Let’s deal with the perennial myth that the choice makes a difference to SEO. It doesn’t. Google and the other search engines are just as happy to rank your site regardless of the presence of “www”.

For most bloggers and owners of relatively small sites, you can choose whether to use “www” or not, and it will have no impact.

That said, there are a couple of reasons that a site owner would choose to use the “www”. It’s not that “www” is special, but that there are benefits to using a subdomain rather than the naked domain — it could be any subdomain, but “www” is the obvious and traditional choice.

Cookies

If a site uses cookies, cookies set for the naked domain will be sent to all subdomains, which isn’t usually what site owners want. If the site uses the “www” subdomain, then cookies for that site will only be sent when a page from that subdomain is loaded.

Let’s say you want to host static content on a separate subdomain to enhance the performance of your site. There is no need for cookies to be sent when static.mysite.com is loaded — it would be counter- productive. So, splitting the various parts of the site into subdomains makes for more efficient (and secure) cookie handling.

Domain Name System

The second most common reason to choose to use the “www” subdomain concerns DNS, the service that translates domain names into IP addresses that servers and routers understand.

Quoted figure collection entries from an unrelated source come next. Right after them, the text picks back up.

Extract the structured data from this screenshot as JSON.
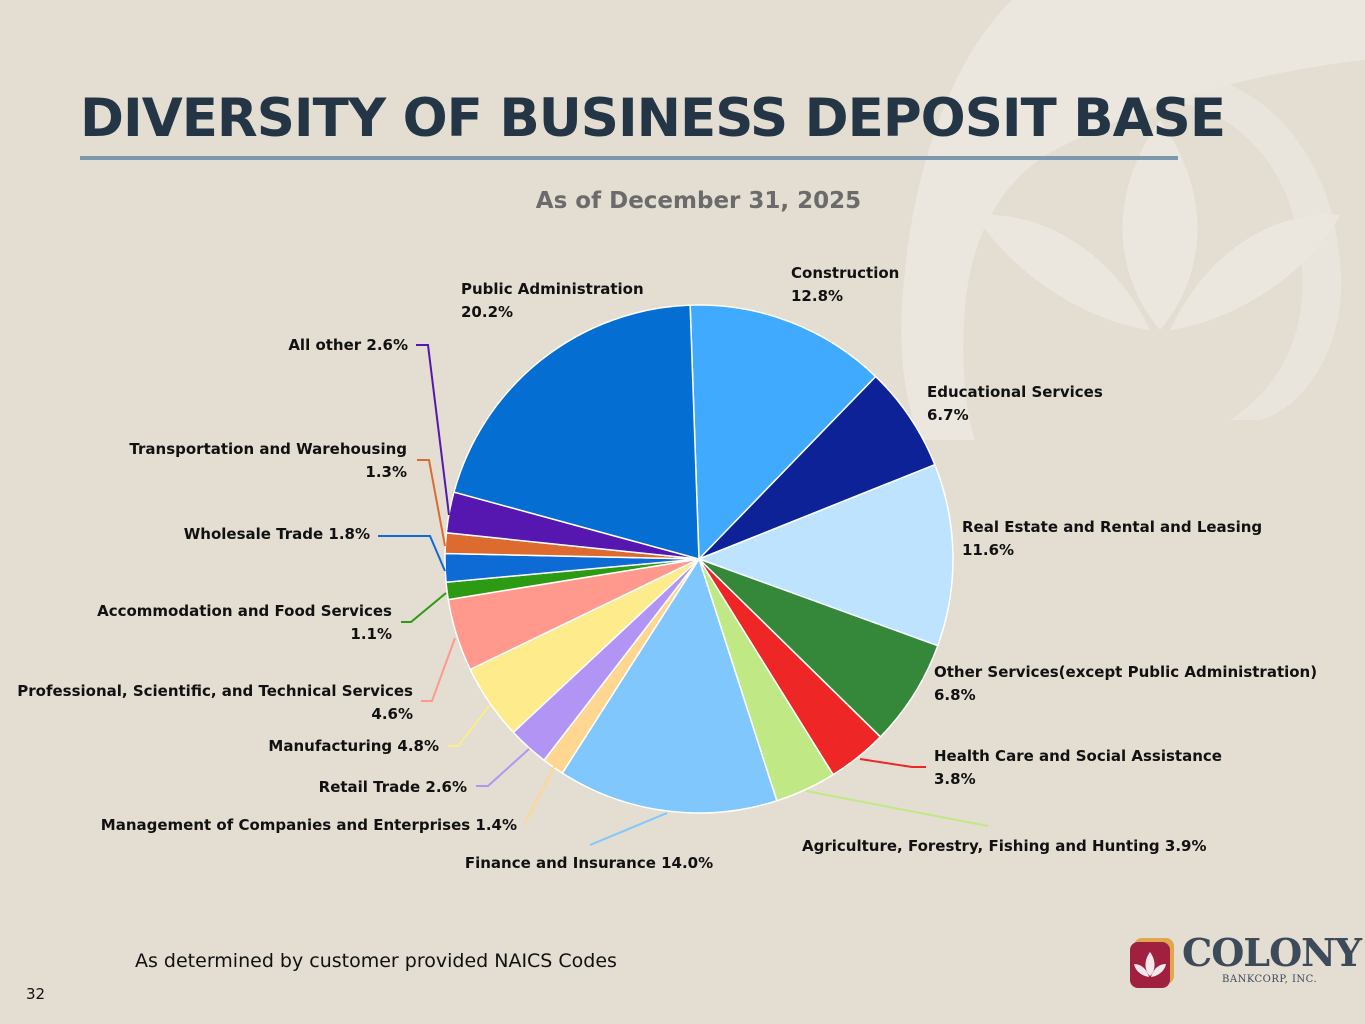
{
  "slide": {
    "title": "DIVERSITY OF BUSINESS DEPOSIT BASE",
    "footnote": "As determined by customer provided NAICS Codes",
    "page_number": "32"
  },
  "logo": {
    "name": "COLONY",
    "subtitle": "BANKCORP, INC.",
    "colors": {
      "mark_red": "#a02040",
      "mark_gold": "#e0a848",
      "text": "#3c4a5a"
    }
  },
  "chart_data": {
    "type": "pie",
    "title": "",
    "subtitle": "As of December 31, 2025",
    "start_angle_deg": -2,
    "direction": "clockwise",
    "slices": [
      {
        "name": "Construction",
        "value": 12.8,
        "label_lines": [
          "Construction",
          "12.8%"
        ],
        "color": "#40aaff"
      },
      {
        "name": "Educational Services",
        "value": 6.7,
        "label_lines": [
          "Educational Services",
          "6.7%"
        ],
        "color": "#0c2296"
      },
      {
        "name": "Real Estate and Rental and Leasing",
        "value": 11.6,
        "label_lines": [
          "Real Estate and Rental and Leasing",
          "11.6%"
        ],
        "color": "#bde3ff"
      },
      {
        "name": "Other Services(except Public Administration)",
        "value": 6.8,
        "label_lines": [
          "Other Services(except Public Administration)",
          "6.8%"
        ],
        "color": "#35883a"
      },
      {
        "name": "Health Care and Social Assistance",
        "value": 3.8,
        "label_lines": [
          "Health Care and Social Assistance",
          "3.8%"
        ],
        "color": "#ee2626"
      },
      {
        "name": "Agriculture, Forestry, Fishing and Hunting",
        "value": 3.9,
        "label_lines": [
          "Agriculture, Forestry, Fishing and Hunting 3.9%"
        ],
        "color": "#c0e985"
      },
      {
        "name": "Finance and Insurance",
        "value": 14.0,
        "label_lines": [
          "Finance and Insurance 14.0%"
        ],
        "color": "#80c7fd"
      },
      {
        "name": "Management of Companies and Enterprises",
        "value": 1.4,
        "label_lines": [
          "Management of Companies and Enterprises 1.4%"
        ],
        "color": "#ffd790"
      },
      {
        "name": "Retail Trade",
        "value": 2.6,
        "label_lines": [
          "Retail Trade 2.6%"
        ],
        "color": "#b294f5"
      },
      {
        "name": "Manufacturing",
        "value": 4.8,
        "label_lines": [
          "Manufacturing 4.8%"
        ],
        "color": "#fdeb8c"
      },
      {
        "name": "Professional, Scientific, and Technical Services",
        "value": 4.6,
        "label_lines": [
          "Professional, Scientific, and Technical Services",
          "4.6%"
        ],
        "color": "#ff998e"
      },
      {
        "name": "Accommodation and Food Services",
        "value": 1.1,
        "label_lines": [
          "Accommodation and Food Services",
          "1.1%"
        ],
        "color": "#2d9a14"
      },
      {
        "name": "Wholesale Trade",
        "value": 1.8,
        "label_lines": [
          "Wholesale Trade 1.8%"
        ],
        "color": "#0e6bd6"
      },
      {
        "name": "Transportation and Warehousing",
        "value": 1.3,
        "label_lines": [
          "Transportation and Warehousing",
          "1.3%"
        ],
        "color": "#dd6b30"
      },
      {
        "name": "All other",
        "value": 2.6,
        "label_lines": [
          "All other 2.6%"
        ],
        "color": "#5616b0"
      },
      {
        "name": "Public Administration",
        "value": 20.2,
        "label_lines": [
          "Public Administration",
          "20.2%"
        ],
        "color": "#056ed3"
      }
    ]
  }
}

Each domain name has several different record types. One of the most useful is the CNAME record. CNAME records don’t point to an IP; they point to another domain name. This is useful if you want an external service to be able to change where the domain points. If you’re using a content distribution network, the CDN vendor might want to point your domain at different servers, so they change the IP that their domain points to. You use the CNAME to point to their domain, and then you don’t have to worry about the specific IP — the CDN vendor handles that.

The problem with using the naked domain is that, while you can use a CNAME record on it, it is frowned upon because it will override other records you use on the domain. Using a CNAME with a naked domain is almost always a bad idea. There’s a more technical explanation of why this is so in section 3.6.2 of RFC 1034.

In Summary

For owners of smaller sites, it doesn’t really matter whether you choose to use “www” or not. For larger sites that want to take advantage of flexible subdomain layouts, “www” can be a good idea.